Dans les pays développés, en Europe et en Amérique, le secteur pionnier a tout d'abord été l'agriculture. Une fois fort, il est passé au secteur manufacturier. Après cela, il est passé au secteur des services. Nous avons-nous examiné ces étapes? Cela doit être discuté et planifié correctement. Le problème, a-t-il dit, est que la clé pour être compétitif à l'échelle mondiale est la compétitivité. Notre compétitivité mondiale doit être forte.
Nos entreprises de chaussures peuvent rivaliser avec d'autres pays, même si notre volume d'exportations a diminué et que nous sommes maintenant perdants avec le Vietnam en termes d'exportations. Le rôle du gouvernement est très important pour notre avenir en tant qu'entrepreneurs.
Vous voulez dire ?
Par exemple, la question du travail (question du travail) ne doit pas être politisée. Si cela est laissé de côté, ce sont les travailleurs eux-mêmes qui sont perdants. Les décisions prises vont passer de la main-d’œuvre à la mécanisation, ce qui signifie que les emplois diminuent. Franchement, je suis triste chaque année, il y a des bruits avec UMR, maintenant UMP. C’est ce que l’on ne comprend pas, qu’est-ce que le salaire minimum. Le salaire minimum est un filet de sécurité, qui est conçu comme un minimum. Les travailleurs ne peuvent-ils pas être prospères? Peut-être, après une année de travail, veuillez négocier avec l’employeur. Si l’employeur ne veut pas, il peut demander de l’aide au gouvernement. Si cela n’a pas d’effet, les travailleurs ont l’arme ultime: la grève. Pas de manifestation. Ce qui se passe maintenant, c’est une manifestation chaque année. Les capacités des entreprises sont différentes les unes des autres; si vous êtes capable, veuillez augmenter de 100%. Le gouvernement doit être sage, ne pas être entraîné par des actions de manifestation. C’est ce qui doit être notre défi à l’avenir.
Rappelez-vous, la grève est un droit des travailleurs, mais de ne pas vouloir se mettre en grève est aussi un droit. Ne forcez pas, si vous forcez, cela signifie que vous enfreignez la loi. Encore une fois, nous demandons une certitude juridique de la part des forces de l'ordre de ce pays.
L'industrie des chaussures est non seulement dense en travail, mais aussi en capital, le gouvernement a-t-il accordé une attention ou une aide pour survivre?

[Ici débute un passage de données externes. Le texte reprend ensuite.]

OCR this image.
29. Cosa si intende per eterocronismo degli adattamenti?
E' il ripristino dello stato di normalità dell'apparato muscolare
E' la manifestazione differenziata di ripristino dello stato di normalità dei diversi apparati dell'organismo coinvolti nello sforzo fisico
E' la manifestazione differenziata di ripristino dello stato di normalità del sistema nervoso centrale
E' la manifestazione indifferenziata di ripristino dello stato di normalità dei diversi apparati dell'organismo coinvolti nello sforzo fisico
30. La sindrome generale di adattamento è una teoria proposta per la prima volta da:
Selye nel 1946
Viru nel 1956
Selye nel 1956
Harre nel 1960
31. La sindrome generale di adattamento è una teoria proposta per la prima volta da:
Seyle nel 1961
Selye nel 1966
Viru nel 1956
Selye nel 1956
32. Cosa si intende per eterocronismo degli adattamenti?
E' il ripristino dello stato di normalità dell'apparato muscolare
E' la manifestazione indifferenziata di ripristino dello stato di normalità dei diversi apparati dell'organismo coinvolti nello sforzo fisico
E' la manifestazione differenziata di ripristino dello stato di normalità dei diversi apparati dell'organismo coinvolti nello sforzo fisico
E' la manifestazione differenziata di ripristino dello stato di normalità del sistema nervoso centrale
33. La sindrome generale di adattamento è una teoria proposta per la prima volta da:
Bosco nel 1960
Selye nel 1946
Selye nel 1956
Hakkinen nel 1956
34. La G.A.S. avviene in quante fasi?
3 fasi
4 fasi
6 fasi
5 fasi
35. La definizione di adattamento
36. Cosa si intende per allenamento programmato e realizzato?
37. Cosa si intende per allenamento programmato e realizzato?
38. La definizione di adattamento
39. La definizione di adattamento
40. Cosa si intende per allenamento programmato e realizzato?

En fait, ce que nous voulons, ce n’est pas de l’aide. Ce qui est important dans le cadre de l’exercice de notre entreprise n’est pas entravé. C’est ce que nous plaignons le plus. Merci si une aide peut être fournie. Par exemple, dans la zone de liaison, les taxes sur les marchandises importées ont été exemptées; si elle peut aussi servir.
Maintenant, c’est un bon moment, nos tarifs sont plus compétitifs en Amérique, de sorte que les marchandises en provenance de Chine ne peuvent pas être compétitives. Au fil du temps, ils relocalisent leur industrie, l’Indonésie peut être une option. Au Vietnam, ils manquent de main-d’œuvre, tandis que nous avons un surplus. Si nous ne pouvons pas saisir cette opportunité, nous perdons espoir. L’essence de la guerre commerciale de Trump est qu’il veut que les emplois reviennent dans son pays afin qu’il puisse employer son peuple. Nous sommes à portée de main.
Maintenant, de nombreux usines sont relocalisées de l'ouest de Java et de Banten vers le centre de Java, et certains sont même à l'étranger. Selon vous, est-ce empêché ou comment le traiter?
Selon moi, avons-nous besoin d'eux ou non? Si nous n'avons pas besoin d'eux, laissez-les partir. Mais si nous en avons besoin parce que beaucoup de main-d'œuvre est absorbée, pourquoi pas? À moins qu'il n'y ait de substituts, des entreprises ou des industries dans d'autres domaines.
En Indonésie, actuellement, avec les UMP établies par chaque région, selon moi, elles sont presque identiques à celles du Vietnam ou d'autres pays. Ce qui doit être encouragé, c'est l'échelle des salaires comme dans le PNS. Il y a une différence dans la durée du travail et aussi dans les salaires. Si les UMP ne sont pas appliquées, les syndicats doivent aider leurs membres à se battre, à négocier avec les employeurs.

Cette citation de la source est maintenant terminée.